人生の晩年に充実した仕事ができたのは本当に幸運

――森山さんとは初共演ですが、どんな印象を受けましたか。

藤 お互いに役として撮影現場にいたので、森山さんとは一度も世間話をしませんでした。陽二と卓は否が応でも作品を左右する重要なカップリングですから、その距離感は正解でした。微妙な距離感と屈折感に引きずられて、巻き込まれて、でも逃げることはできないというような状況を、絶妙なニュアンスで演じておられたので大変素晴らしかったですし、僕自身も演じながら、これは上手くいくなと思いました。

――陽二は認知症を患っていますが、事前にリサーチなどはしたんですか。

藤 認知症をどう演じたらいいのかという勉強は一切しませんでした。というのも、『サクラサク』(2014)という映画でも認知症の役を経験していまして、そのときにしっかりと調査したので、どう演じるかは掴んでいました。その経験がなかったら、一から調べる必要はあったでしょうね。

――私も認知症を発症した身内がいるのですが、発症していく過程が自然で生々しかったです。

藤 一度演じたこともあってか、体が勝手に動いてくれるんですよね。こうしようとは一切考えずに、陽二さんに任せているような感覚でした、

――原さんとは『ションベン・ライダー』(1983)以来の共演です。

藤 原さんは人懐っこいというか、あたりが優しくて柔らかいんです。『ションベン・ライダー』のときからそういう印象でした。今回は一緒に出るシーンも多くて、同じセットの中だったので、食べ物の話とか、他愛もない話をたくさんしました。『ションベン・ライダー』のとき、僕が家まで送ったことがあるというお話をされていて、僕はうろ覚えではあったんですが、「きっと気が合ったんじゃないか」と答えました。

――完成した作品を観た感想はいかがでしたか。

藤 最初にお話しした通り、脚本を読んだ時点ではどんな映画になるのか想像もできなかった。観客のどこに訴えるのかも見えなかったんです。ところが世界各国で高い評価を受けて、私自身も心がグラグラと動揺しました。ただ、なぜ動揺したのかは上手く説明できない。海外の観客も私と同じことを感じたんじゃないかと思うんですよね。魂が震えるような映画だけど、具体的な言葉では説明できない、そういう作品だと思います。

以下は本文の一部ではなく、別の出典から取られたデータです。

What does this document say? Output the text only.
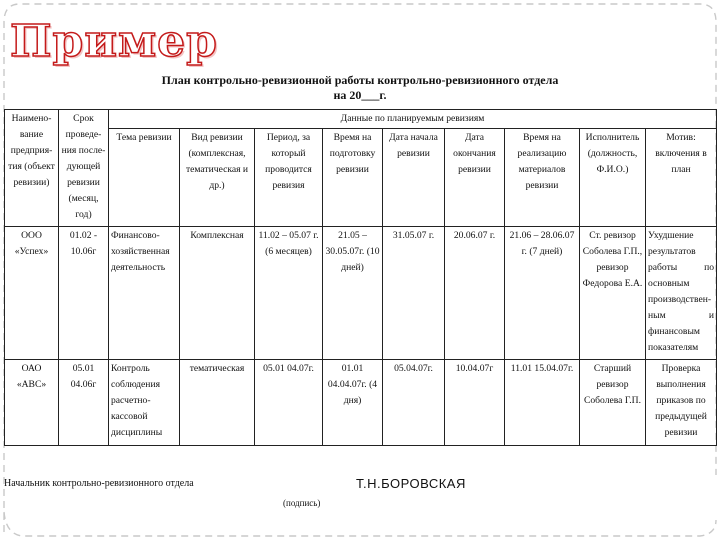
Пример
План контрольно-ревизионной работы контрольно-ревизионного отдела
на 20___г.
Наимено-вание предприя-тия (объект ревизии)	Срок проведе-ния после-дующей ревизии (месяц, год)	Данные по планируемым ревизиям								
		Тема ревизии	Вид ревизии (комплексная, тематическая и др.)	Период, за который проводится ревизия	Время на подготовку ревизии	Дата начала ревизии	Дата окончания ревизии	Время на реализацию материалов ревизии	Исполнитель (должность, Ф.И.О.)	Мотив: включения в план
ООО «Успех»	01.02 - 10.06г	Финансово-хозяйственная деятельность	Комплексная	11.02 – 05.07 г. (6 месяцев)	21.05 – 30.05.07г. (10 дней)	31.05.07 г.	20.06.07 г.	21.06 – 28.06.07 г. (7 дней)	Ст. ревизор Соболева Г.П., ревизор Федорова Е.А.	Ухудшение результатов работы по основным производствен-ным и финансовым показателям
ОАО «АВС»	05.01 04.06г	Контроль соблюдения расчетно-кассовой дисциплины	тематическая	05.01 04.07г.	01.01 04.04.07г. (4 дня)	05.04.07г.	10.04.07г	11.01 15.04.07г.	Старший ревизор Соболева Г.П.	Проверка выполнения приказов по предыдущей ревизии
Начальник контрольно-ревизионного отдела	Т.Н.БОРОВСКАЯ
(подпись)
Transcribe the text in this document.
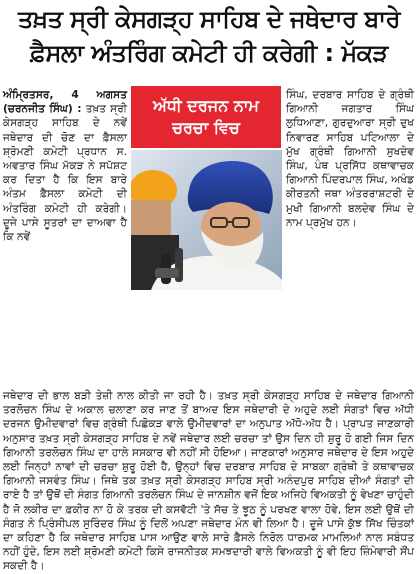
ਤਖ਼ਤ ਸ੍ਰੀ ਕੇਸਗੜ੍ਹ ਸਾਹਿਬ ਦੇ ਜਥੇਦਾਰ ਬਾਰੇ
ਫ਼ੈਸਲਾ ਅੰਤਰਿੰਗ ਕਮੇਟੀ ਹੀ ਕਰੇਗੀ : ਮੱਕੜ

ਅੰਮ੍ਰਿਤਸਰ, 4 ਅਗਸਤ (ਚਰਨਜੀਤ ਸਿੰਘ) : ਤਖ਼ਤ ਸ੍ਰੀ ਕੇਸਗੜ੍ਹ ਸਾਹਿਬ ਦੇ ਨਵੇਂ ਜਥੇਦਾਰ ਦੀ ਚੋਣ ਦਾ ਫ਼ੈਸਲਾ ਸ਼੍ਰੋਮਣੀ ਕਮੇਟੀ ਪ੍ਰਧਾਨ ਸ. ਅਵਤਾਰ ਸਿੰਘ ਮੱਕੜ ਨੇ ਸਪੱਸ਼ਟ ਕਰ ਦਿਤਾ ਹੈ ਕਿ ਇਸ ਬਾਰੇ ਅੰਤਮ ਫ਼ੈਸਲਾ ਕਮੇਟੀ ਦੀ ਅੰਤਰਿੰਗ ਕਮੇਟੀ ਹੀ ਕਰੇਗੀ। ਦੂਜੇ ਪਾਸੇ ਸੂਤਰਾਂ ਦਾ ਦਾਅਵਾ ਹੈ ਕਿ ਨਵੇਂ

ਅੱਧੀ ਦਰਜਨ ਨਾਮ
ਚਰਚਾ ਵਿਚ

ਸਿੰਘ, ਦਰਬਾਰ ਸਾਹਿਬ ਦੇ ਗ੍ਰੰਥੀ ਗਿਆਨੀ ਜਗਤਾਰ ਸਿੰਘ ਲੁਧਿਆਣਾ, ਗੁਰਦੁਆਰਾ ਸ੍ਰੀ ਦੁਖ ਨਿਵਾਰਣ ਸਾਹਿਬ ਪਟਿਆਲਾ ਦੇ ਮੁੱਖ ਗ੍ਰੰਥੀ ਗਿਆਨੀ ਸੁਖਦੇਵ ਸਿੰਘ, ਪੰਥ ਪ੍ਰਸਿੱਧ ਕਥਾਵਾਚਕ ਗਿਆਨੀ ਪਿੰਦਰਪਾਲ ਸਿੰਘ, ਅਖੰਡ ਕੀਰਤਨੀ ਜਥਾ ਅੰਤਰਰਾਸ਼ਟਰੀ ਦੇ ਮੁਖੀ ਗਿਆਨੀ ਬਲਦੇਵ ਸਿੰਘ ਦੇ ਨਾਮ ਪ੍ਰਮੁੱਖ ਹਨ।

ਜਥੇਦਾਰ ਦੀ ਭਾਲ ਬੜੀ ਤੇਜ਼ੀ ਨਾਲ ਕੀਤੀ ਜਾ ਰਹੀ ਹੈ। ਤਖ਼ਤ ਸ੍ਰੀ ਕੇਸਗੜ੍ਹ ਸਾਹਿਬ ਦੇ ਜਥੇਦਾਰ ਗਿਆਨੀ ਤਰਲੋਚਨ ਸਿੰਘ ਦੇ ਅਕਾਲ ਚਲਾਣਾ ਕਰ ਜਾਣ ਤੋਂ ਬਾਅਦ ਇਸ ਜਥੇਦਾਰੀ ਦੇ ਅਹੁਦੇ ਲਈ ਸੰਗਤਾਂ ਵਿਚ ਅੱਧੀ ਦਰਜਨ ਉਮੀਦਵਾਰਾਂ ਵਿਚ ਗ੍ਰੰਥੀ ਪਿਛੋਕੜ ਵਾਲੇ ਉਮੀਦਵਾਰਾਂ ਦਾ ਅਨੁਪਾਤ ਅੱਧੋ-ਅੱਧ ਹੈ। ਪ੍ਰਾਪਤ ਜਾਣਕਾਰੀ ਅਨੁਸਾਰ ਤਖ਼ਤ ਸ੍ਰੀ ਕੇਸਗੜ੍ਹ ਸਾਹਿਬ ਦੇ ਨਵੇਂ ਜਥੇਦਾਰ ਲਈ ਚਰਚਾ ਤਾਂ ਉਸ ਦਿਨ ਹੀ ਸ਼ੁਰੂ ਹੋ ਗਈ ਜਿਸ ਦਿਨ ਗਿਆਨੀ ਤਰਲੋਚਨ ਸਿੰਘ ਦਾ ਹਾਲੇ ਸਸਕਾਰ ਵੀ ਨਹੀਂ ਸੀ ਹੋਇਆ। ਜਾਣਕਾਰਾਂ ਅਨੁਸਾਰ ਜਥੇਦਾਰ ਦੇ ਇਸ ਅਹੁਦੇ ਲਈ ਜਿਨ੍ਹਾਂ ਨਾਵਾਂ ਦੀ ਚਰਚਾ ਸ਼ੁਰੂ ਹੋਈ ਹੈ, ਉਨ੍ਹਾਂ ਵਿਚ ਦਰਬਾਰ ਸਾਹਿਬ ਦੇ ਸਾਬਕਾ ਗ੍ਰੰਥੀ ਤੇ ਕਥਾਵਾਚਕ ਗਿਆਨੀ ਜਸਵੰਤ ਸਿੰਘ। ਜਿਥੇ ਤਕ ਤਖ਼ਤ ਸ੍ਰੀ ਕੇਸਗੜ੍ਹ ਸਾਹਿਬ ਸ੍ਰੀ ਅਨੰਦਪੁਰ ਸਾਹਿਬ ਦੀਆਂ ਸੰਗਤਾਂ ਦੀ ਰਾਏ ਹੈ ਤਾਂ ਉਥੋਂ ਦੀ ਸੰਗਤ ਗਿਆਨੀ ਤਰਲੋਚਨ ਸਿੰਘ ਦੇ ਜਾਨਸ਼ੀਨ ਵਜੋਂ ਇਕ ਅਜਿਹੇ ਵਿਅਕਤੀ ਨੂੰ ਵੇਖਣਾ ਚਾਹੁੰਦੀ ਹੈ ਜੋ ਲਕੀਰ ਦਾ ਫ਼ਕੀਰ ਨਾ ਹੋ ਕੇ ਤਰਕ ਦੀ ਕਸਵੱਟੀ 'ਤੇ ਸੱਚ ਤੇ ਝੂਠ ਨੂੰ ਪਰਖਣ ਵਾਲਾ ਹੋਵੇ, ਇਸ ਲਈ ਉਥੋਂ ਦੀ ਸੰਗਤ ਨੇ ਪ੍ਰਿੰਸੀਪਲ ਸੁਰਿੰਦਰ ਸਿੰਘ ਨੂੰ ਦਿਲੋਂ ਅਪਣਾ ਜਥੇਦਾਰ ਮੰਨ ਵੀ ਲਿਆ ਹੈ। ਦੂਜੇ ਪਾਸੇ ਕੁੱਝ ਸਿੱਖ ਚਿੰਤਕਾਂ ਦਾ ਕਹਿਣਾ ਹੈ ਕਿ ਜਥੇਦਾਰ ਸਾਹਿਬ ਪਾਸ ਆਉਣ ਵਾਲੇ ਸਾਰੇ ਫ਼ੈਸਲੇ ਨਿਰੋਲ ਧਾਰਮਕ ਮਾਮਲਿਆਂ ਨਾਲ ਸਬੰਧਤ ਨਹੀਂ ਹੁੰਦੇ, ਇਸ ਲਈ ਸ਼੍ਰੋਮਣੀ ਕਮੇਟੀ ਕਿਸੇ ਰਾਜਨੀਤਕ ਸਮਝਦਾਰੀ ਵਾਲੇ ਵਿਅਕਤੀ ਨੂੰ ਵੀ ਇਹ ਜ਼ਿੰਮੇਵਾਰੀ ਸੌਂਪ ਸਕਦੀ ਹੈ।
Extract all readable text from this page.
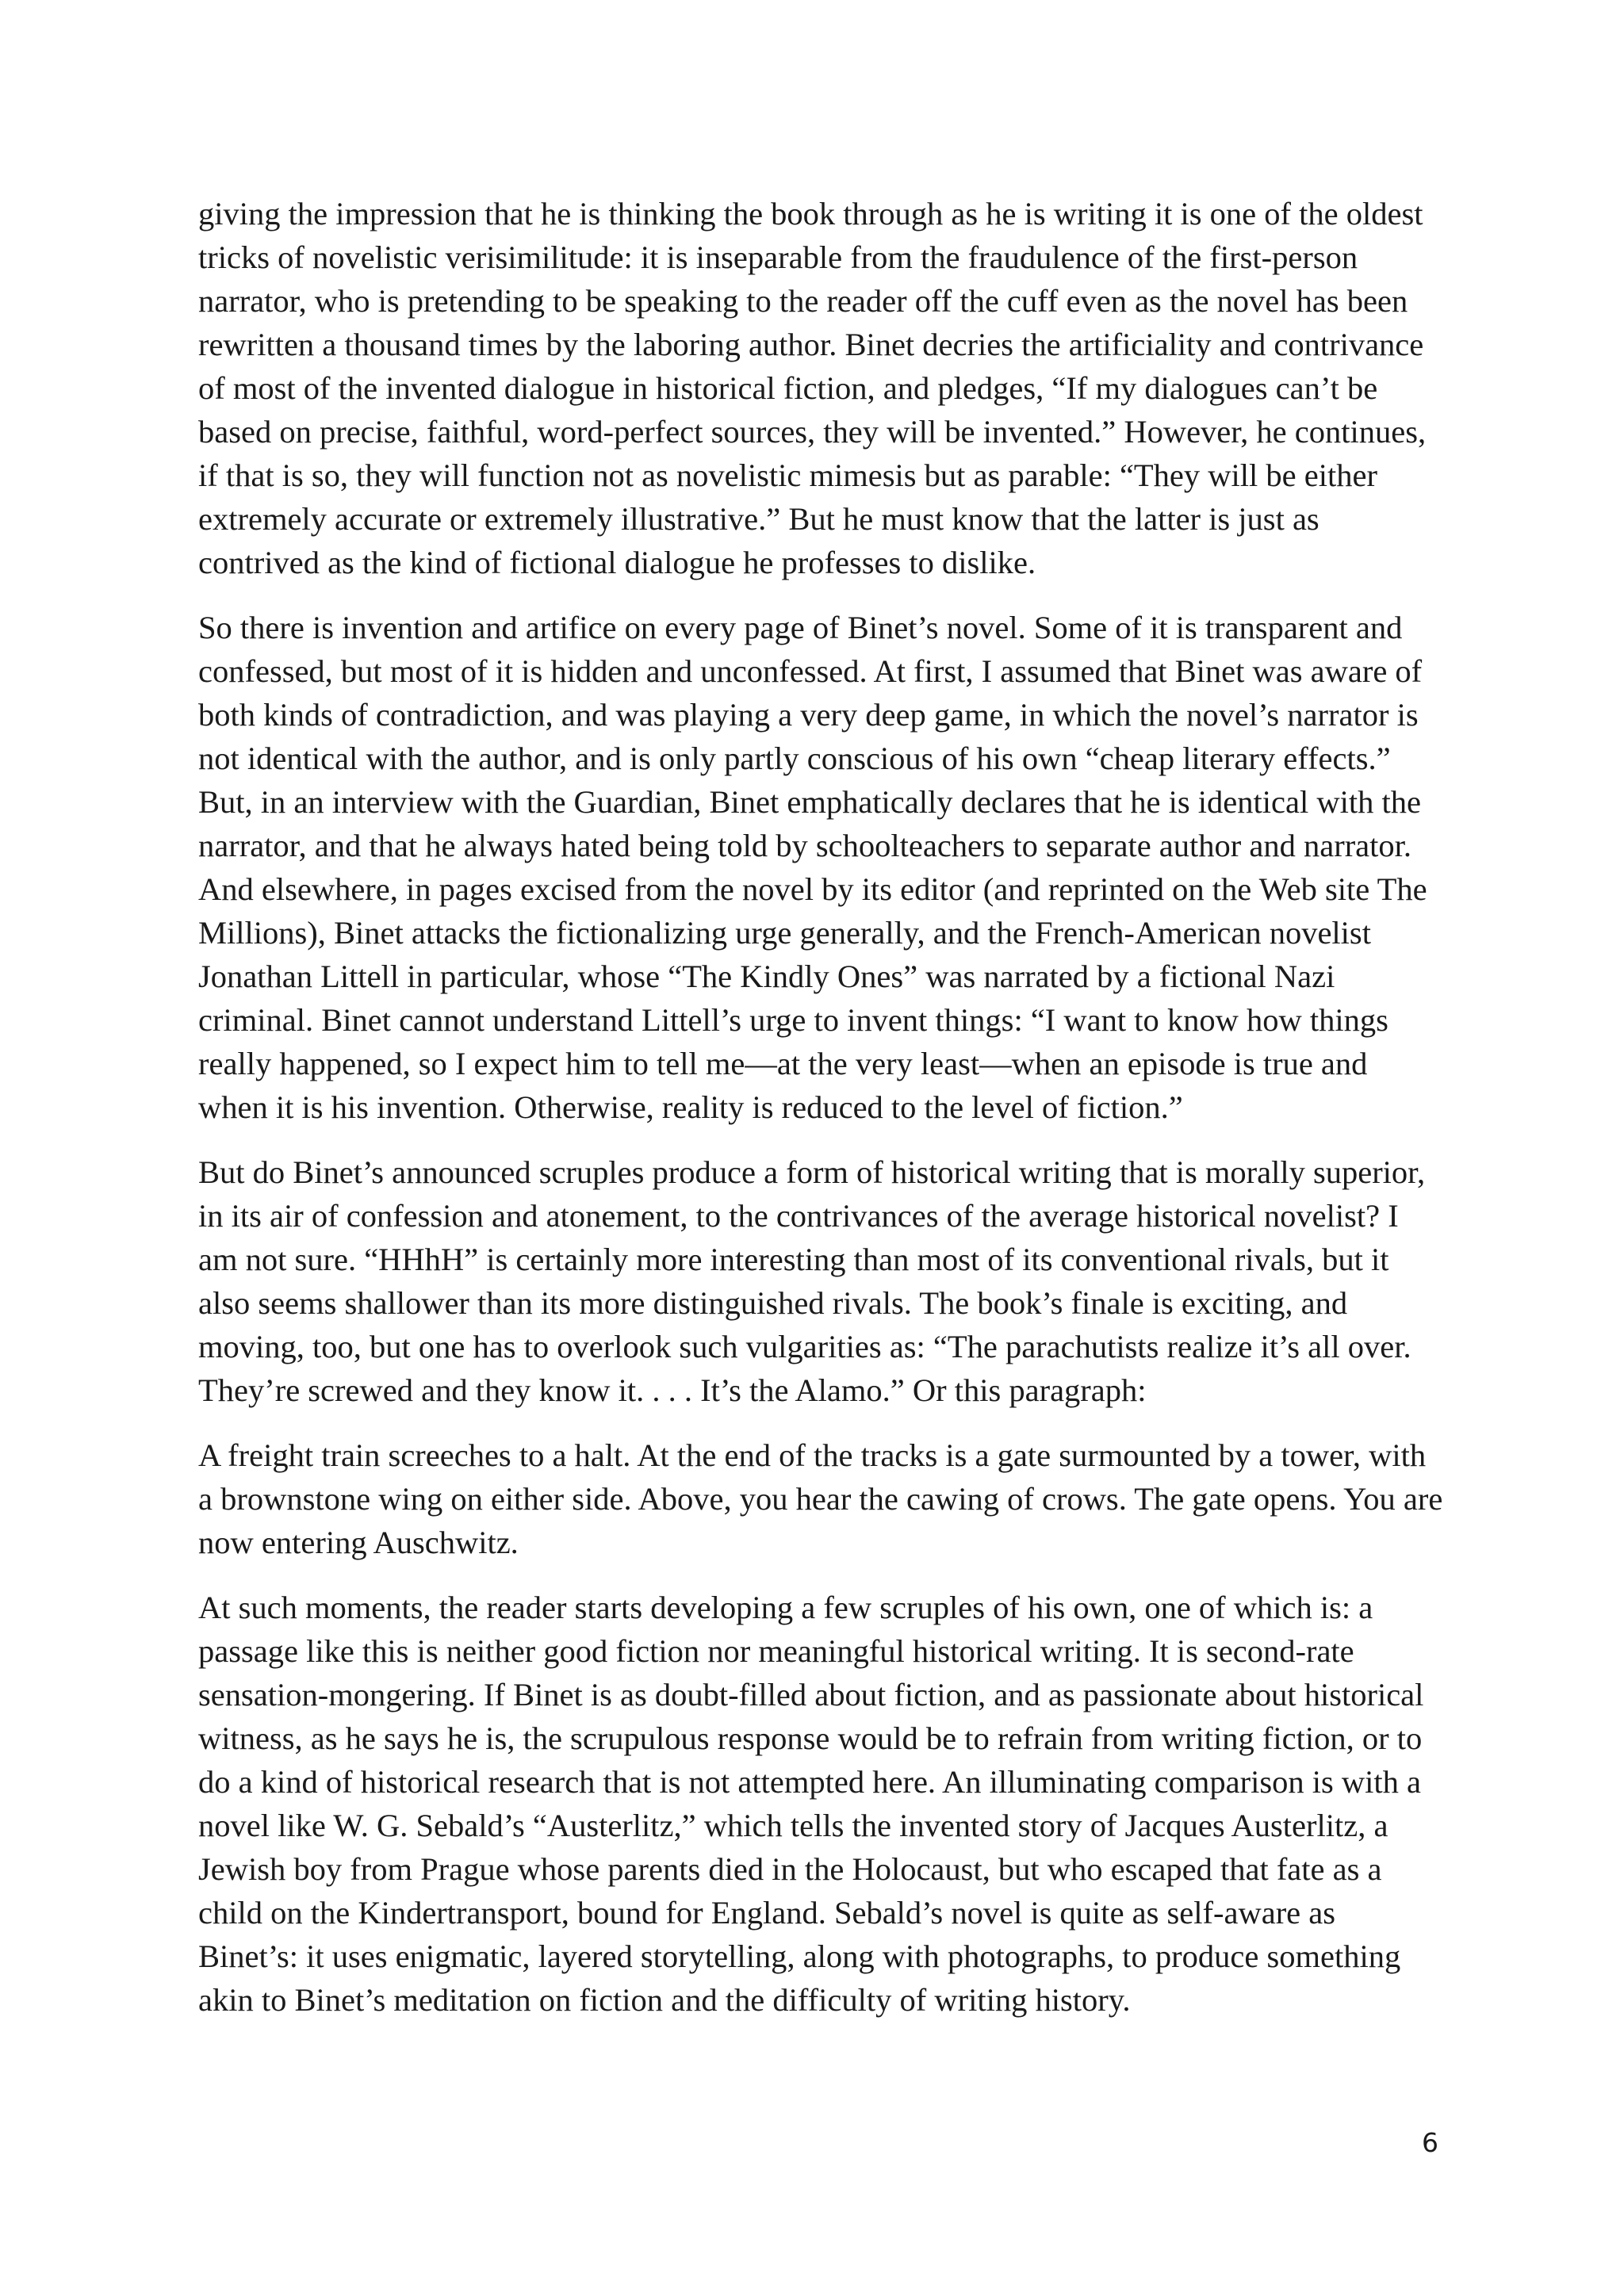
giving the impression that he is thinking the book through as he is writing it is one of the oldest tricks of novelistic verisimilitude: it is inseparable from the fraudulence of the first-person narrator, who is pretending to be speaking to the reader off the cuff even as the novel has been rewritten a thousand times by the laboring author. Binet decries the artificiality and contrivance of most of the invented dialogue in historical fiction, and pledges, “If my dialogues can’t be based on precise, faithful, word-perfect sources, they will be invented.” However, he continues, if that is so, they will function not as novelistic mimesis but as parable: “They will be either extremely accurate or extremely illustrative.” But he must know that the latter is just as contrived as the kind of fictional dialogue he professes to dislike.

So there is invention and artifice on every page of Binet’s novel. Some of it is transparent and confessed, but most of it is hidden and unconfessed. At first, I assumed that Binet was aware of both kinds of contradiction, and was playing a very deep game, in which the novel’s narrator is not identical with the author, and is only partly conscious of his own “cheap literary effects.” But, in an interview with the Guardian, Binet emphatically declares that he is identical with the narrator, and that he always hated being told by schoolteachers to separate author and narrator. And elsewhere, in pages excised from the novel by its editor (and reprinted on the Web site The Millions), Binet attacks the fictionalizing urge generally, and the French-American novelist Jonathan Littell in particular, whose “The Kindly Ones” was narrated by a fictional Nazi criminal. Binet cannot understand Littell’s urge to invent things: “I want to know how things really happened, so I expect him to tell me—at the very least—when an episode is true and when it is his invention. Otherwise, reality is reduced to the level of fiction.”

But do Binet’s announced scruples produce a form of historical writing that is morally superior, in its air of confession and atonement, to the contrivances of the average historical novelist? I am not sure. “HHhH” is certainly more interesting than most of its conventional rivals, but it also seems shallower than its more distinguished rivals. The book’s finale is exciting, and moving, too, but one has to overlook such vulgarities as: “The parachutists realize it’s all over. They’re screwed and they know it. . . . It’s the Alamo.” Or this paragraph:

A freight train screeches to a halt. At the end of the tracks is a gate surmounted by a tower, with a brownstone wing on either side. Above, you hear the cawing of crows. The gate opens. You are now entering Auschwitz.

At such moments, the reader starts developing a few scruples of his own, one of which is: a passage like this is neither good fiction nor meaningful historical writing. It is second-rate sensation-mongering. If Binet is as doubt-filled about fiction, and as passionate about historical witness, as he says he is, the scrupulous response would be to refrain from writing fiction, or to do a kind of historical research that is not attempted here. An illuminating comparison is with a novel like W. G. Sebald’s “Austerlitz,” which tells the invented story of Jacques Austerlitz, a Jewish boy from Prague whose parents died in the Holocaust, but who escaped that fate as a child on the Kindertransport, bound for England. Sebald’s novel is quite as self-aware as Binet’s: it uses enigmatic, layered storytelling, along with photographs, to produce something akin to Binet’s meditation on fiction and the difficulty of writing history.

6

――言葉では説明できないけど、どこの国でも共感できる部分はあると。

藤 いわゆる大作ハリウッド映画のような、どの国の人でも理解できる映画ではないんですよね。そういう分かりやすさとは明確に違います。近浦監督が「『大いなる不在』はエンターテイメント映画だ」と仰っていたんですが、私は「そうかな……」と思いました(笑)。

――「第 71 回サン・セバスティアン国際映画祭」では、本作で日本人初となる最優秀俳優賞を受賞しました。

藤 人生の晩年に充実した仕事ができたのは本当に幸運だと思います。